Melalui program TJSL, PT Pelindo Cabang Lembar menyalurkan bantuan pangan berupa beras, air mineral, mie instan, susu kaleng, dan minyak goreng. Selain itu, disalurkan pula bantuan sandang dan kebutuhan dasar berupa sarung dan tikar yang disesuaikan dengan kebutuhan masyarakat terdampak.
Bantuan tersebut diserahkan melalui Badan Penanggulangan Bencana Daerah (BPBD) Lombok Barat untuk selanjutnya didistribusikan kepada masyarakat yang membutuhkan. Kunto menjelaskan, koordinasi dengan BPBD dilakukan agar penyaluran bantuan tepat sasaran dan terintegrasi dengan program pemulihan daerah.

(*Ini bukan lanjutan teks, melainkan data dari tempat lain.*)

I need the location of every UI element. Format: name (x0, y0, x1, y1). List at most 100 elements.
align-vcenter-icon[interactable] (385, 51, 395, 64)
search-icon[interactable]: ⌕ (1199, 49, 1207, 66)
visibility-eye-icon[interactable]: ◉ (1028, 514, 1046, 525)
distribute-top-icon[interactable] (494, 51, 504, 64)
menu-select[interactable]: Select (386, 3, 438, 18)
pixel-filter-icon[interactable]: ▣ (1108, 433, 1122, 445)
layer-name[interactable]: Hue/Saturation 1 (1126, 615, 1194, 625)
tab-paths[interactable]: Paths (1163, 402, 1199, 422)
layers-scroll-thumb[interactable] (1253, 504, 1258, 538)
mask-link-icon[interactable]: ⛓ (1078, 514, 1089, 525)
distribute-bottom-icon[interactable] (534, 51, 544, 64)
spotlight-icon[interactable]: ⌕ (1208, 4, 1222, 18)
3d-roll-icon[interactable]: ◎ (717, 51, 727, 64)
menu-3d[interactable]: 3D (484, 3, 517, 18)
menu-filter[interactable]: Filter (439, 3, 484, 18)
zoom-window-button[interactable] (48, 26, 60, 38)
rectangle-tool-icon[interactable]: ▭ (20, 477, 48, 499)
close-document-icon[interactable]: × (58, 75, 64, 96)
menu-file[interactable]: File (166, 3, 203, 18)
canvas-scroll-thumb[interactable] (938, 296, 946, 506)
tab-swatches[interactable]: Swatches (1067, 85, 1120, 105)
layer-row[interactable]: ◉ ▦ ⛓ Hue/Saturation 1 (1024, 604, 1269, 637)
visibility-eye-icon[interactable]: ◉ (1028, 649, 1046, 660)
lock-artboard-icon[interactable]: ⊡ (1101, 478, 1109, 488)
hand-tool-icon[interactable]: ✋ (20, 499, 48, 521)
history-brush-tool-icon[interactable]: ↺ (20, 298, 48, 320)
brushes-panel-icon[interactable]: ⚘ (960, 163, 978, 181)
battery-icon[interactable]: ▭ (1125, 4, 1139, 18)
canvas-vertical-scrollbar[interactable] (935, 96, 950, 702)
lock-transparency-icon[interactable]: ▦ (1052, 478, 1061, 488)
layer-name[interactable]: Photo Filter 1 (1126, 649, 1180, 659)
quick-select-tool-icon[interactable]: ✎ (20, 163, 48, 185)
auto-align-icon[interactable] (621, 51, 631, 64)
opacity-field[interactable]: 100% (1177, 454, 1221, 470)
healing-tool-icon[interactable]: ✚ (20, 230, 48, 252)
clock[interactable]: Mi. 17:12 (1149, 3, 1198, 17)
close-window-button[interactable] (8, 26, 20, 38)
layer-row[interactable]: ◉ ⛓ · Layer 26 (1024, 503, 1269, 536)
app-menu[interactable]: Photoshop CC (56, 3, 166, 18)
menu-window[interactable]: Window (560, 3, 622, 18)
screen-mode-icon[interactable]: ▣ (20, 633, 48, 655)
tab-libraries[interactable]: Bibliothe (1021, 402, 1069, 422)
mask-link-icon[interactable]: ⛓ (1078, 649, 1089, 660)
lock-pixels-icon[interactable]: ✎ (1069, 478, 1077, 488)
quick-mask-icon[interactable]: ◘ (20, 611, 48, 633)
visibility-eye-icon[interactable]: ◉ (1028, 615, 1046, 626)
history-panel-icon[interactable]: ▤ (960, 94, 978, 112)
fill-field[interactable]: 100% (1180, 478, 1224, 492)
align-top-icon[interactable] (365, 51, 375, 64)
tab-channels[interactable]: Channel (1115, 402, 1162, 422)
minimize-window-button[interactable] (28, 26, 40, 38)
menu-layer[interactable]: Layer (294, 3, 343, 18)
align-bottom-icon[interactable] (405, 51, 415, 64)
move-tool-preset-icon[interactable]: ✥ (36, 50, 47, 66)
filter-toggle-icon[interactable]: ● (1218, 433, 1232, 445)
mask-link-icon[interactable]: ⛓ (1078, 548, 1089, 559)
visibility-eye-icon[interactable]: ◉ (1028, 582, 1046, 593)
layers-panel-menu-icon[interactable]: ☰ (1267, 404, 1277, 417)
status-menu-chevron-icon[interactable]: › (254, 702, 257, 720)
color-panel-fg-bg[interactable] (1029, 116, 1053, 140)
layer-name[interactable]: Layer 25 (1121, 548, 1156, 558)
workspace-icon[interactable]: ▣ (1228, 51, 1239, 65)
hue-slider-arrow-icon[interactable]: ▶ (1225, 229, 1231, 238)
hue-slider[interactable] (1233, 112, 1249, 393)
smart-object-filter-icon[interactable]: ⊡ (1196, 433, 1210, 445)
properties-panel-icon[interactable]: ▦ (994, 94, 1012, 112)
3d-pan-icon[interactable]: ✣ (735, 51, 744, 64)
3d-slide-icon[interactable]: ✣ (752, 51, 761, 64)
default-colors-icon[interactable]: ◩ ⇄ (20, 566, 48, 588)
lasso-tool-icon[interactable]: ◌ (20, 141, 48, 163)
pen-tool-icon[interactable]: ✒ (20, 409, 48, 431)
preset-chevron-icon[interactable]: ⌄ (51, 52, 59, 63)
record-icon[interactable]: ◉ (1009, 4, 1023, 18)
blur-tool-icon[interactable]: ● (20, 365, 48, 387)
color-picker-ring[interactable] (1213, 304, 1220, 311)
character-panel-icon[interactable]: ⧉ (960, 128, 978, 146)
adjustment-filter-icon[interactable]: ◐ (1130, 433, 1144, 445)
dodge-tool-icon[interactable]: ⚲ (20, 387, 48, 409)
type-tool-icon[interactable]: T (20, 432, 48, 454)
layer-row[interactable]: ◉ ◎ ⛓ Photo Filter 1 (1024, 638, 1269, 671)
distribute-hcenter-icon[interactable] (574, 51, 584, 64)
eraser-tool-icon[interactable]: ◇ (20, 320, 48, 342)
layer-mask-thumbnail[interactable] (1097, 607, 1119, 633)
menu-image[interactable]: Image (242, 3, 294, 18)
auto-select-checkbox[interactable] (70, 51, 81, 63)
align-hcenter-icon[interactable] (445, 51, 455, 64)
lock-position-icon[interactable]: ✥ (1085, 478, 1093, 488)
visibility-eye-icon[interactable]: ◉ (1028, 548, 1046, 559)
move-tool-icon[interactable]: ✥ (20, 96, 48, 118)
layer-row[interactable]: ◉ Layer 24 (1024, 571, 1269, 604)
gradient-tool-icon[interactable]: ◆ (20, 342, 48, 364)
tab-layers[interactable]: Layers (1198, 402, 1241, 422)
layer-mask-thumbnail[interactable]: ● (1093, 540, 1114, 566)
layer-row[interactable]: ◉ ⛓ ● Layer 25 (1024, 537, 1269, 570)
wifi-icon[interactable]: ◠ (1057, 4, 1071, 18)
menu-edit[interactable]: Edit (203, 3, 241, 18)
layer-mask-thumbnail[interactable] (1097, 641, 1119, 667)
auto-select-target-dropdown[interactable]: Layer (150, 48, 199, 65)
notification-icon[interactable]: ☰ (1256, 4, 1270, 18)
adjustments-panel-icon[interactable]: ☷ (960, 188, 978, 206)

“Penyaluran bantuan ini merupakan bentuk kehadiran perusahaan yang berkelanjutan di tengah masyarakat. Kami berharap bantuan ini dapat memberikan manfaat nyata dan memperkuat semangat pemulihan bersama,” katanya.
Melalui program TJSL, PT Pelindo Cabang Lembar menyatakan komitmennya untuk terus menjalankan kegiatan sosial yang berorientasi pada kepedulian terhadap masyarakat dan lingkungan.
“Ke depan, kami akan terus memperkuat sinergi dengan Pemerintah Daerah dan para pemangku kepentingan dalam mendukung ketangguhan masyarakat. Serta pembangunan sosial yang berkelanjutan,” pungkas Kunto.